The News Letter editorial (‘It will be tragic if South Africa slides into a Zimbabwean situation,’ Oct 31) is factually correct and exactly right in its conclusions.
I lived in Central and Southern Africa from 1965 to 1972. I witnessed the excesses of apartheid and was a frequent visitor to Rhodesia (as it then was ) just before Ian Smith declared UDI.
I remember sitting on the stoep of a white rancher’s homestead discussing his fears for the future. He described how he arrived in Rhodesia as a settler after the Second World War, having served in the RAF and had done his flight training there because of the favourable weather.
He purchased a modest piece of land, cleared the bush, dug irrigation ditches, planted and harvested wheat.
He provided employment for the local Mashona, his wife ran a health clinic and taught the farm labourers’ children in the corner of a barn.
What pained them most was to be branded ‘racist’ by leftist British political commentators.
To the west of Zimbabwe lies Botswana, where I lived for three years. Botswana is the paradigm for the Republic of South Africa to follow (though this is unlikely).
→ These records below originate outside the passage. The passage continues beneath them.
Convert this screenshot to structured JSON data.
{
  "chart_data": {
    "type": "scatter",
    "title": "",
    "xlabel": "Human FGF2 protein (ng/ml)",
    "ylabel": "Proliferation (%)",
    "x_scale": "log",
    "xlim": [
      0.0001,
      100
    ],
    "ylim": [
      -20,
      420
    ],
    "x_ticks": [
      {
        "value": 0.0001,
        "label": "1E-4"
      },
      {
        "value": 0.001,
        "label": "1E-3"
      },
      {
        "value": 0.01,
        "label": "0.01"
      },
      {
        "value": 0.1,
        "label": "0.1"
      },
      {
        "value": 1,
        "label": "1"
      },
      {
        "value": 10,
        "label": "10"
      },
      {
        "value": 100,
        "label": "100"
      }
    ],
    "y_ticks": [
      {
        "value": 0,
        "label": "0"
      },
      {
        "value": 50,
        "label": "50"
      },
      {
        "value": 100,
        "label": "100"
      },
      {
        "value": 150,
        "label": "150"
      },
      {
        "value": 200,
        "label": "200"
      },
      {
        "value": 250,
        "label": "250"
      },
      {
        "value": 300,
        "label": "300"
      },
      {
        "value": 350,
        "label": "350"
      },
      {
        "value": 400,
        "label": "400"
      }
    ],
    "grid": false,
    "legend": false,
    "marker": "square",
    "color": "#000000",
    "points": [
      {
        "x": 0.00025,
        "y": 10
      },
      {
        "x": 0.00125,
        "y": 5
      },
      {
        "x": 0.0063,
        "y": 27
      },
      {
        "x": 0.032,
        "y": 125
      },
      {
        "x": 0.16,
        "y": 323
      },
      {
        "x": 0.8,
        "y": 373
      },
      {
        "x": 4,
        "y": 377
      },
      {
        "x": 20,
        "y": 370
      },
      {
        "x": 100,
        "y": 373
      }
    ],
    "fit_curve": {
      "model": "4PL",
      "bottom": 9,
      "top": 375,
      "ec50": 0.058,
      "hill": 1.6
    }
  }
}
Sir Seretse Khama ,the first president (pictured left), was one of the most remarkable men I’ve ever met.
I was on the committee of the Gaborone Club and organised the bar and dining arrangements.
Every Saturday Sir Seretse would drive to the club in a small family car without bodyguards to play bowls. He would greet everyone by Christian name and his powerful charisma dominated every room he entered. After a match he would sit on the stoep, drinking tea or water, enjoying the banter with the other players.
Botswana is a wonderful country and an outstanding example of good governance for the whole of the African continent.